PojoCache can also be deployed as a MBean service under JBoss Application Server. However, you will need to use the correct class to instantiate. For example, this is the code snippet for the MBean attribute in the xml file:
<mbean code="org.jboss.cache.aop.PojoCache" name="jboss.cache:service=PojoCache">
You can modify the object service name to your liking, of course.
PojoCache also provides an eviction policy, org.jboss.cache.aop.eviction.AopLRUPolicy , that is a subclass of org.jboss.cache.eviction.LRUPolicy (with the same configuration parameters). The reason we need a distinctive implementation is because eviction in PojoCache is quite different from the regular TreeCache. In the plain cache world, a unit is a FQN node, while in the aop world, the concept of a unit is an object (which can have multiple nodes and children nodes!).
In addition, once a user obtains a POJO reference, everything is supposed to be transparent, e.g., cache retrieval and update operations. But if an object is evicted, that means there is no CacheInterceptor for the POJO, and the contents are not intercepted by the cache. Instead, every operation access will be channeled to the in-memory reference. So all operations will succeed but then a user has no way of knowing that it is merely updating the in-memory reference!
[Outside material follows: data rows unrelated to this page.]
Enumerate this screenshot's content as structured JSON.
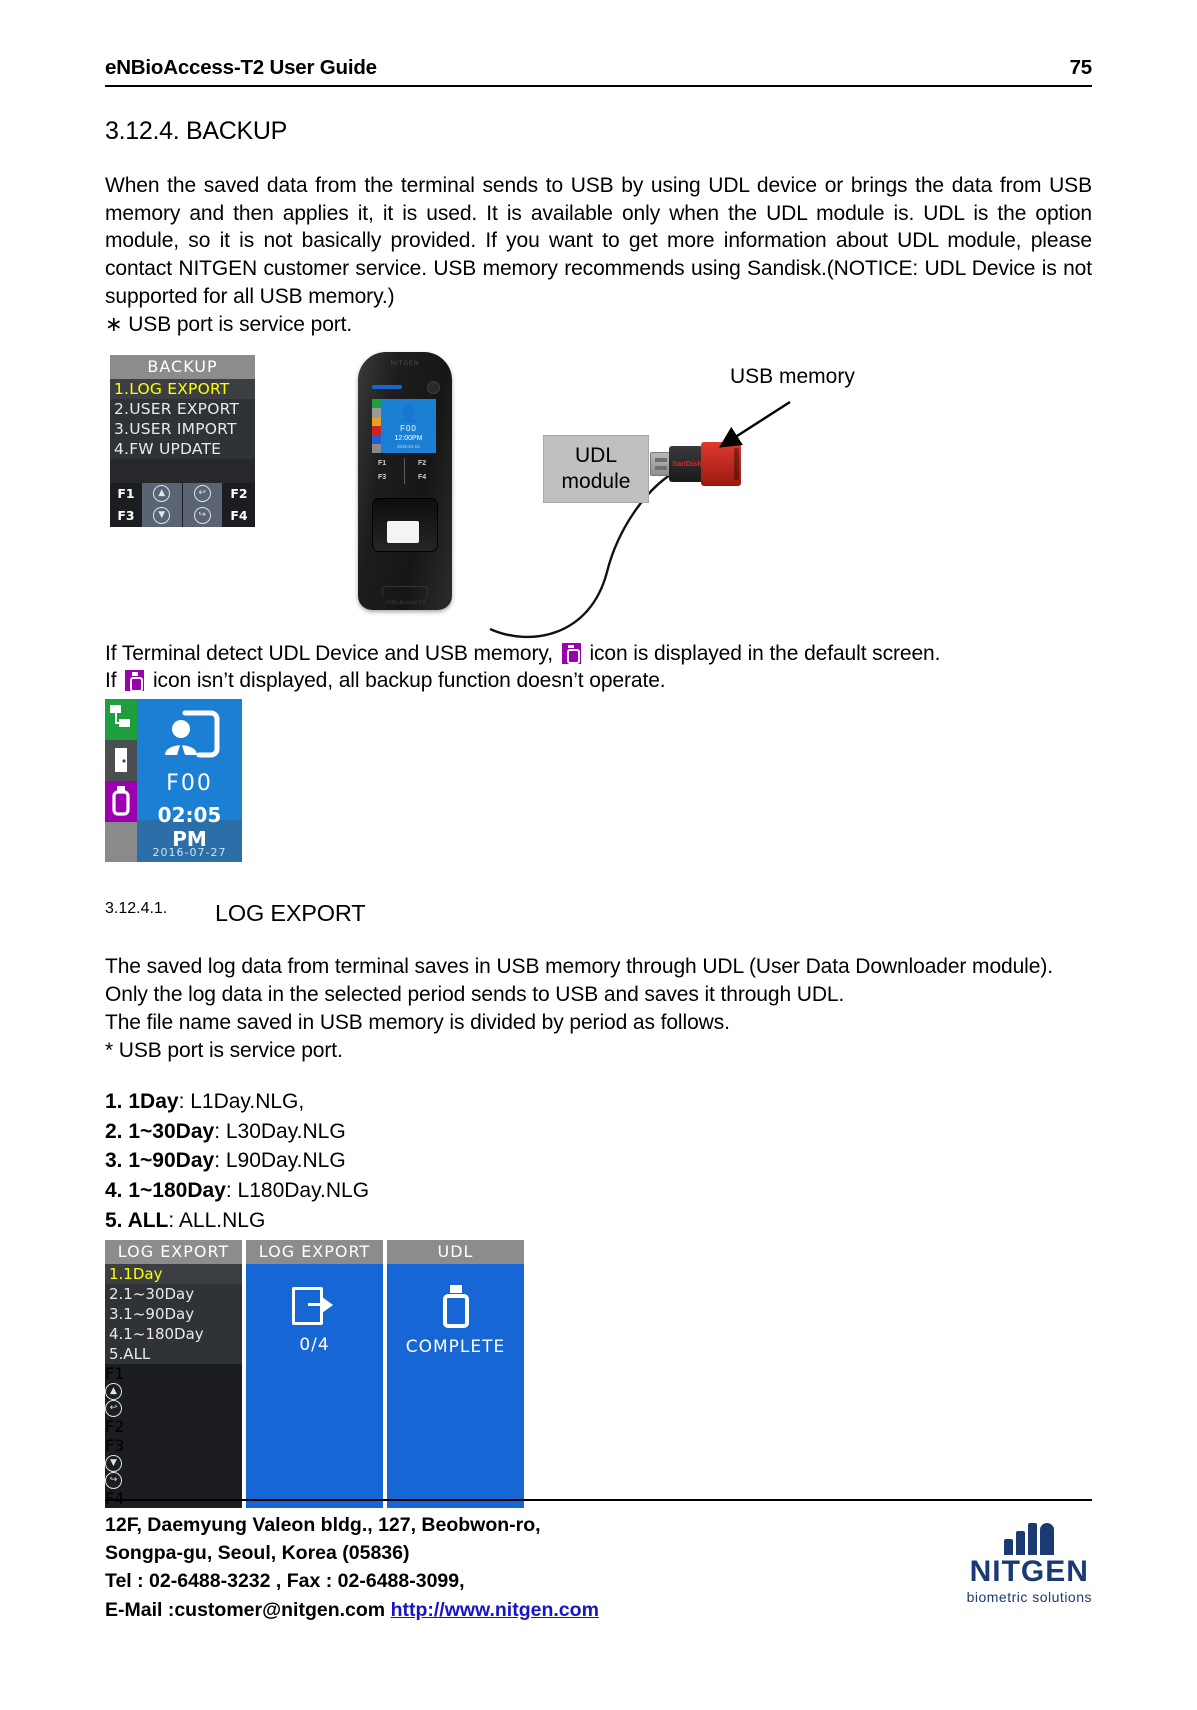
{
  "header": {
    "title": "eNBioAccess-T2 User Guide",
    "page_number": "75"
  },
  "section": {
    "heading": "3.12.4. BACKUP"
  },
  "intro": {
    "paragraph": "When the saved data from the terminal sends to USB by using UDL device or brings the data from USB memory and then applies it, it is used. It is available only when the UDL module is. UDL is the option module, so it is not basically provided. If you want to get more information about UDL module, please contact NITGEN customer service. USB memory recommends using Sandisk.(NOTICE: UDL Device is not supported for all USB memory.)",
    "note": "∗ USB port is service port."
  },
  "figure1": {
    "backup_menu": {
      "title": "BACKUP",
      "items": [
        "1.LOG  EXPORT",
        "2.USER EXPORT",
        "3.USER IMPORT",
        "4.FW UPDATE"
      ],
      "selected_index": 0,
      "fkeys_row1": [
        "F1",
        "up-arrow",
        "back-arrow",
        "F2"
      ],
      "fkeys_row2": [
        "F3",
        "down-arrow",
        "enter-arrow",
        "F4"
      ],
      "fkey_labels": {
        "f1": "F1",
        "f2": "F2",
        "f3": "F3",
        "f4": "F4"
      }
    },
    "terminal": {
      "brand": "NITGEN",
      "screen_user_id": "F00",
      "screen_time": "12:00PM",
      "screen_date": "2016-01-01",
      "fkeys": {
        "f1": "F1",
        "f2": "F2",
        "f3": "F3",
        "f4": "F4"
      },
      "model_label": "eNBioAccess-T2"
    },
    "udl_module_label": "UDL\nmodule",
    "udl_module_line1": "UDL",
    "udl_module_line2": "module",
    "usb_memory_label": "USB memory",
    "usb_brand": "SanDisk"
  },
  "icon_note": {
    "line1_before": "If Terminal detect UDL Device and USB memory,",
    "line1_after": "icon is displayed in the default screen.",
    "line2_before": "If",
    "line2_after": "icon isn’t displayed, all backup function doesn’t operate."
  },
  "default_screen": {
    "user_id": "F00",
    "time": "02:05 PM",
    "date": "2016-07-27",
    "status_icons": [
      "network-icon",
      "door-icon",
      "usb-icon"
    ]
  },
  "subsection": {
    "number": "3.12.4.1.",
    "title": "LOG EXPORT",
    "paragraphs": [
      "The saved log data from terminal saves in USB memory through UDL (User Data Downloader module).",
      "Only the log data in the selected period sends to USB and saves it through UDL.",
      "The file name saved in USB memory is divided by period as follows.",
      "* USB port is service port."
    ]
  },
  "file_list": [
    {
      "label": "1. 1Day",
      "value": ": L1Day.NLG,"
    },
    {
      "label": "2. 1~30Day",
      "value": ": L30Day.NLG"
    },
    {
      "label": "3. 1~90Day",
      "value": ": L90Day.NLG"
    },
    {
      "label": "4. 1~180Day",
      "value": ": L180Day.NLG"
    },
    {
      "label": "5. ALL",
      "value": ": ALL.NLG"
    }
  ],
  "figure2": {
    "menu_screen": {
      "title": "LOG  EXPORT",
      "items": [
        "1.1Day",
        "2.1~30Day",
        "3.1~90Day",
        "4.1~180Day",
        "5.ALL"
      ],
      "selected_index": 0,
      "fkey_labels": {
        "f1": "F1",
        "f2": "F2",
        "f3": "F3",
        "f4": "F4"
      }
    },
    "progress_screen": {
      "title": "LOG  EXPORT",
      "progress": "0/4",
      "icon": "export-icon"
    },
    "complete_screen": {
      "title": "UDL",
      "status": "COMPLETE",
      "icon": "usb-icon"
    }
  },
  "footer": {
    "address_line1": "12F, Daemyung Valeon bldg., 127, Beobwon-ro,",
    "address_line2": "Songpa-gu, Seoul, Korea (05836)",
    "address_line3": "Tel : 02-6488-3232 , Fax : 02-6488-3099,",
    "address_line4_label": "E-Mail :customer@nitgen.com",
    "address_line4_link": "http://www.nitgen.com",
    "logo_name": "NITGEN",
    "logo_tagline": "biometric solutions"
  },
  "colors": {
    "accent_blue": "#1766d6",
    "usb_purple": "#9b00b0",
    "highlight_yellow": "#ffff00",
    "link_blue": "#1414c8",
    "logo_navy": "#1b3a73"
  }
}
To remedy this problem, we currently requires that eviction policy is used in combination of a cache loader to persist the data. It can either be fully persistency or passivation (e.g., only persist when it is evicted). In this way, when the node is not available it will be retrieved from the persistent store. The downside is that the POJO won't be transient, e.g., it is persistent all time unless a specific user-based removeObject is called.